In 1997, the Princess of Wales was photographed walking down a tree-lined roadway that was previously a minefield in the town of Huambo.
Today, the roadway is called Princess Diana Street in honour of her memory and legacy, and has become the heart of the city. It’s lined with schools, shops and houses.
The 35-year-old rightly became emotional when he spoke to a crowd in front of a large, arched tree also named after his mom.
“It has been quite emotional retracing my mother’s steps 22 years on and to see the transformation that has taken place from an unsafe and desolate area into a vibrant community with local businesses and colleges,” he said before adding he believed she would still be fighting for an end to landmines had she not been in the 1997 car crash that claimed her life.

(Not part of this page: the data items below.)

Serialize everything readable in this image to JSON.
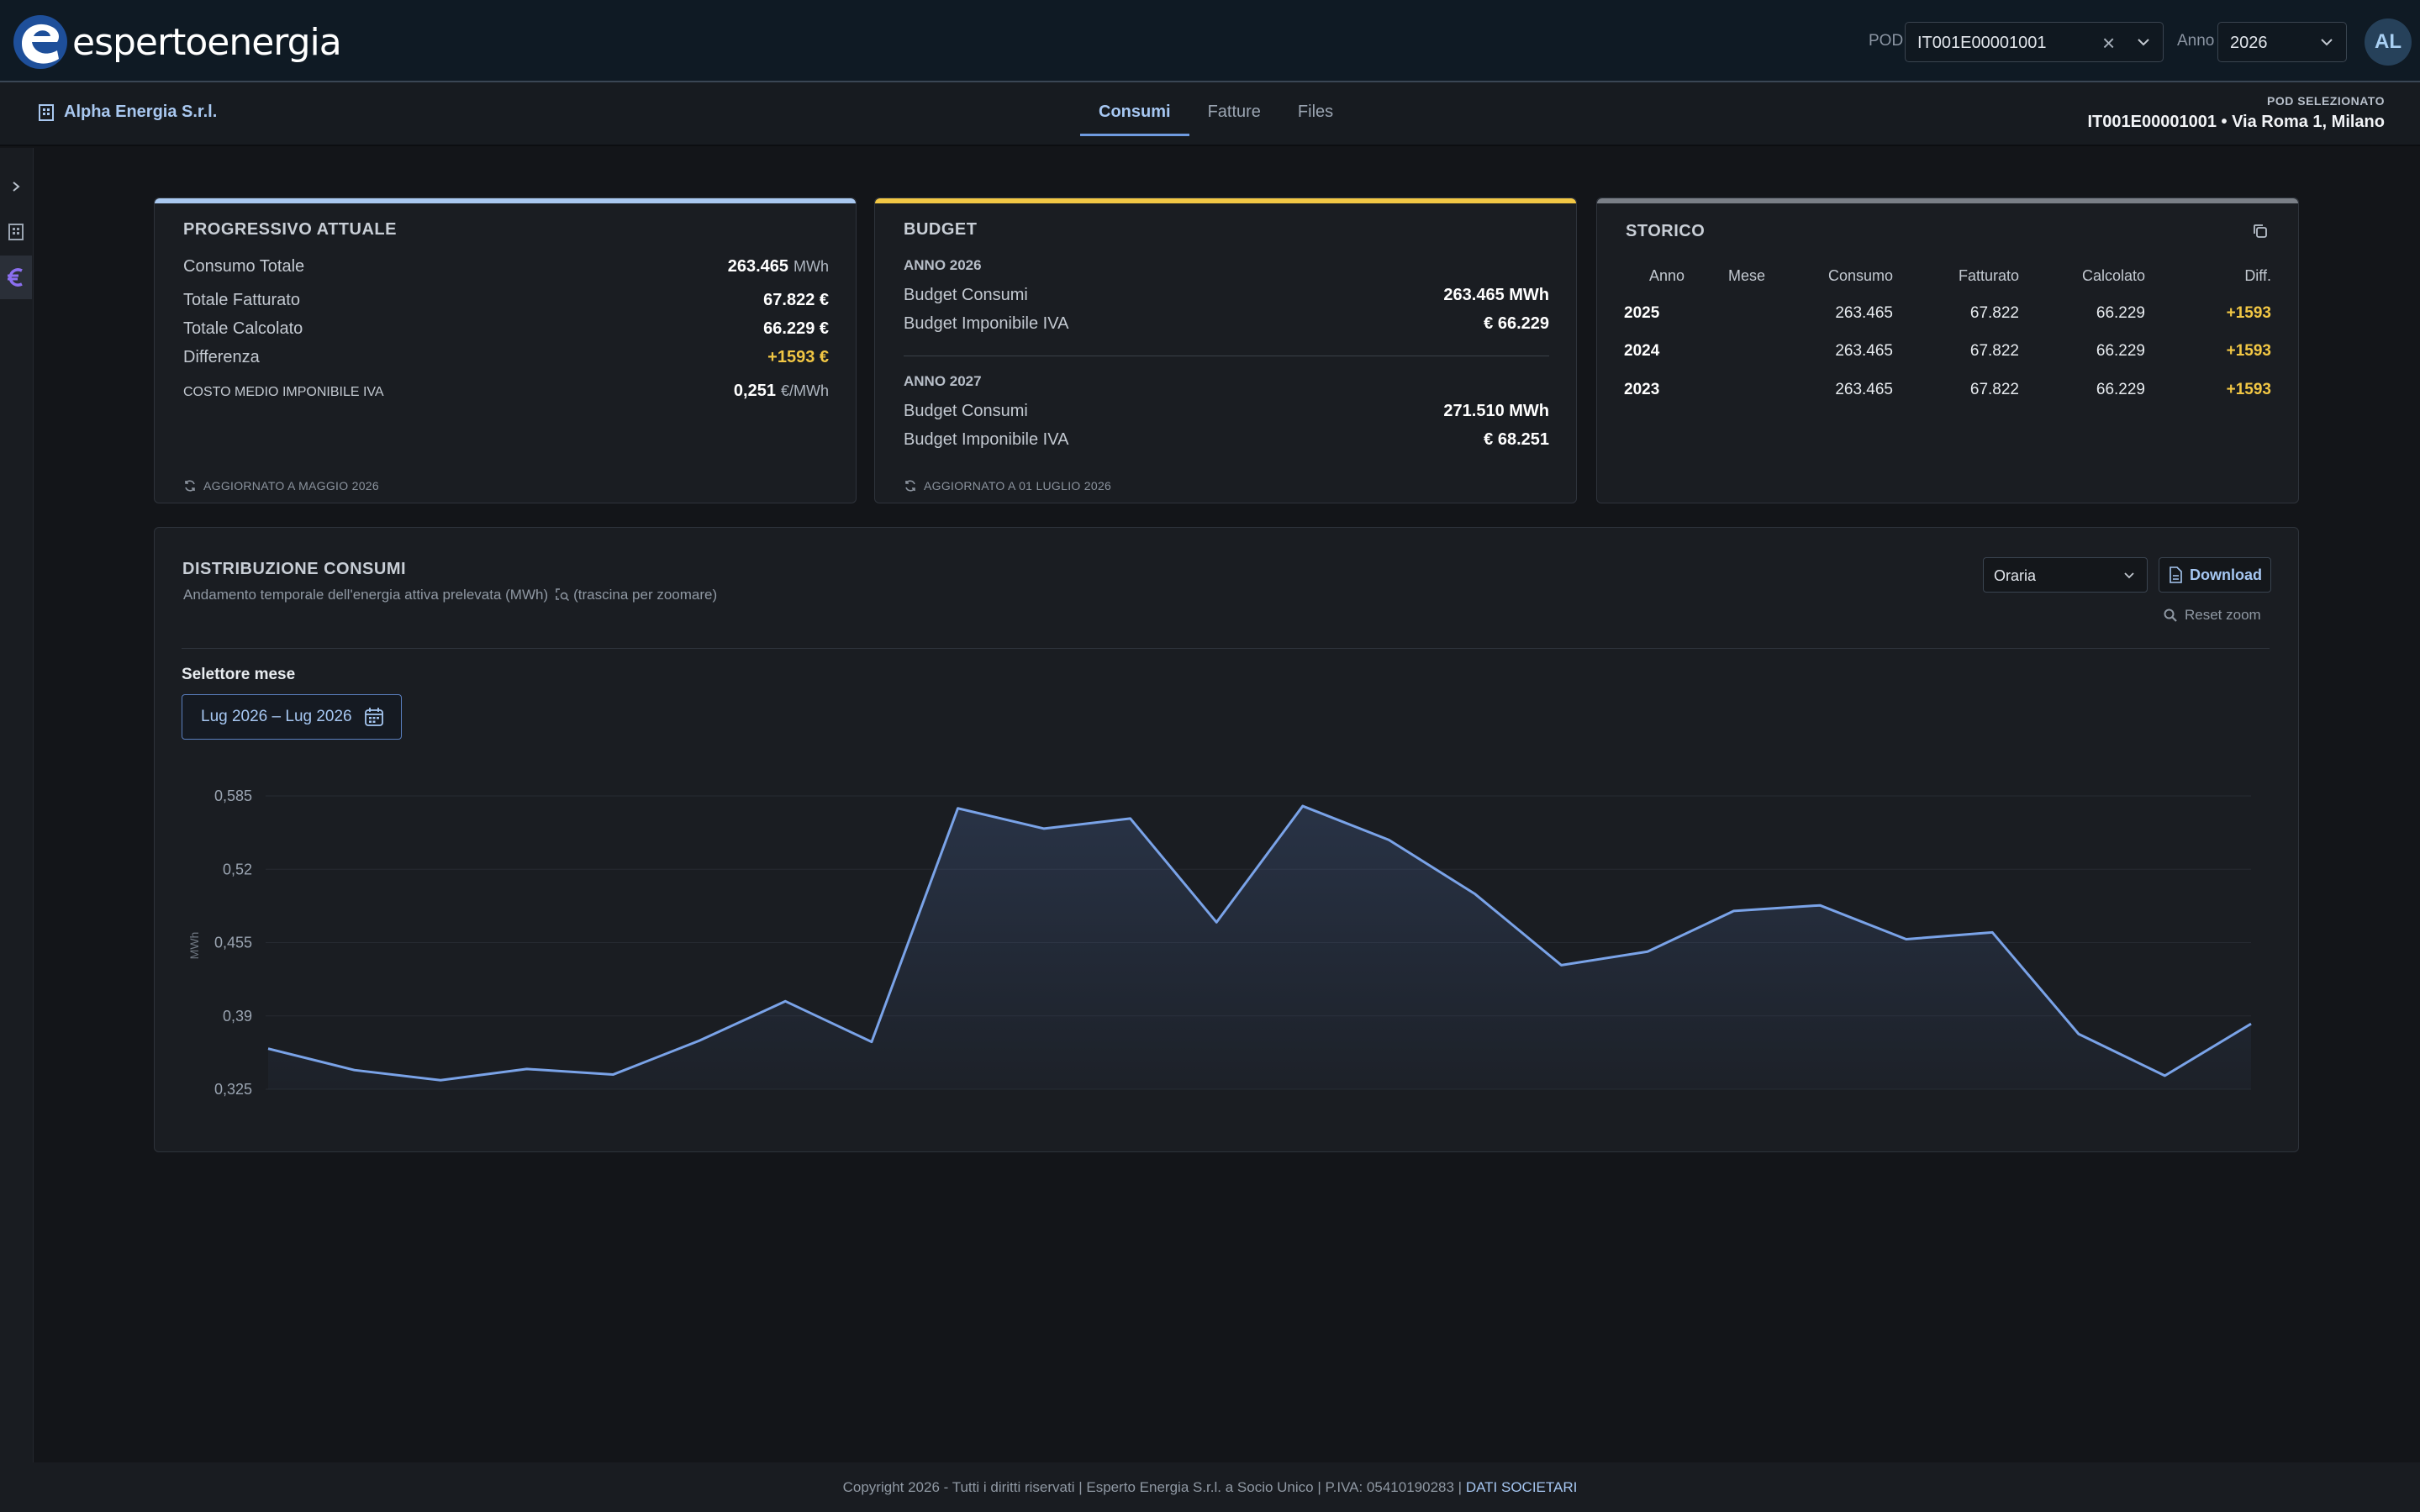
{
  "header": {
    "brand": "espertoenergia",
    "pod_label": "POD",
    "pod_value": "IT001E00001001",
    "anno_label": "Anno",
    "anno_value": "2026",
    "avatar": "AL"
  },
  "subheader": {
    "company": "Alpha Energia S.r.l.",
    "tabs": [
      {
        "label": "Consumi",
        "active": true
      },
      {
        "label": "Fatture",
        "active": false
      },
      {
        "label": "Files",
        "active": false
      }
    ],
    "pod_selected_label": "POD SELEZIONATO",
    "pod_selected_value": "IT001E00001001 • Via Roma 1, Milano"
  },
  "rail": {
    "items": [
      "chevron-right-icon",
      "building-icon",
      "euro-icon"
    ]
  },
  "progressivo": {
    "title": "PROGRESSIVO ATTUALE",
    "accent": "#a9c8f0",
    "consumo_label": "Consumo Totale",
    "consumo_value": "263.465",
    "consumo_unit": "MWh",
    "fatturato_label": "Totale Fatturato",
    "fatturato_value": "67.822 €",
    "calcolato_label": "Totale Calcolato",
    "calcolato_value": "66.229 €",
    "differenza_label": "Differenza",
    "differenza_value": "+1593 €",
    "costo_label": "COSTO MEDIO IMPONIBILE IVA",
    "costo_value": "0,251",
    "costo_unit": "€/MWh",
    "updated": "AGGIORNATO A MAGGIO 2026"
  },
  "budget": {
    "title": "BUDGET",
    "accent": "#f2c744",
    "y1_label": "ANNO 2026",
    "y1_consumi_label": "Budget Consumi",
    "y1_consumi_value": "263.465 MWh",
    "y1_iva_label": "Budget Imponibile IVA",
    "y1_iva_value": "€ 66.229",
    "y2_label": "ANNO 2027",
    "y2_consumi_label": "Budget Consumi",
    "y2_consumi_value": "271.510 MWh",
    "y2_iva_label": "Budget Imponibile IVA",
    "y2_iva_value": "€ 68.251",
    "updated": "AGGIORNATO A 01 LUGLIO 2026"
  },
  "storico": {
    "title": "STORICO",
    "accent": "#7a7f87",
    "columns": [
      "Anno",
      "Mese",
      "Consumo",
      "Fatturato",
      "Calcolato",
      "Diff."
    ],
    "rows": [
      {
        "anno": "2025",
        "mese": "",
        "consumo": "263.465",
        "fatturato": "67.822",
        "calcolato": "66.229",
        "diff": "+1593"
      },
      {
        "anno": "2024",
        "mese": "",
        "consumo": "263.465",
        "fatturato": "67.822",
        "calcolato": "66.229",
        "diff": "+1593"
      },
      {
        "anno": "2023",
        "mese": "",
        "consumo": "263.465",
        "fatturato": "67.822",
        "calcolato": "66.229",
        "diff": "+1593"
      }
    ]
  },
  "distribuzione": {
    "title": "DISTRIBUZIONE CONSUMI",
    "subtitle": "Andamento temporale dell'energia attiva prelevata (MWh)",
    "hint": "(trascina per zoomare)",
    "granularity": "Oraria",
    "download_label": "Download",
    "reset_label": "Reset zoom",
    "selector_label": "Selettore mese",
    "range_value": "Lug 2026 – Lug 2026"
  },
  "chart_data": {
    "type": "area",
    "ylabel": "MWh",
    "yticks": [
      "0,585",
      "0,52",
      "0,455",
      "0,39",
      "0,325"
    ],
    "ytick_values": [
      0.585,
      0.52,
      0.455,
      0.39,
      0.325
    ],
    "ylim": [
      0.325,
      0.585
    ],
    "grid": true,
    "line_color": "#7aa3e8",
    "values": [
      0.361,
      0.342,
      0.333,
      0.343,
      0.338,
      0.368,
      0.403,
      0.367,
      0.574,
      0.556,
      0.565,
      0.473,
      0.576,
      0.546,
      0.498,
      0.435,
      0.447,
      0.483,
      0.488,
      0.458,
      0.464,
      0.374,
      0.337,
      0.383
    ]
  },
  "footer": {
    "text": "Copyright 2026 - Tutti i diritti riservati | Esperto Energia S.r.l. a Socio Unico | P.IVA: 05410190283 |",
    "link": "DATI SOCIETARI"
  }
}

“I wonder if she were still alive today if that would be the case. I’m pretty sure she would have seen it through.”
Harry was dressed casually in a beige shirt and black trousers. Earlier in the day, he had visited a partially-cleared minefield outside Dirico, where he remotely detonated a mine.
The Duke donned body armour and a protective visor for the engagement, which was to highlight the ongoing threat of the munitions in the country.
“Landmines are an unhealed scar of war. By clearing the landmines, we can help this community find peace, and with peace comes opportunity,” he said in a speech in Dirico.
While in Angola, Harry also met with representatives from the three de-mining organisations working under the UKAID-funded Global Mine Action Programme funding: The HALO Trust, Mines Advisory Group, and Norwegian People’s Aid.
This is not the first time the duke has visited Angola. He previously travelled there in 2013 to se a HALO Trust project, and also travelled to Mozambique in 2010 to see a minefield the organization was clearing.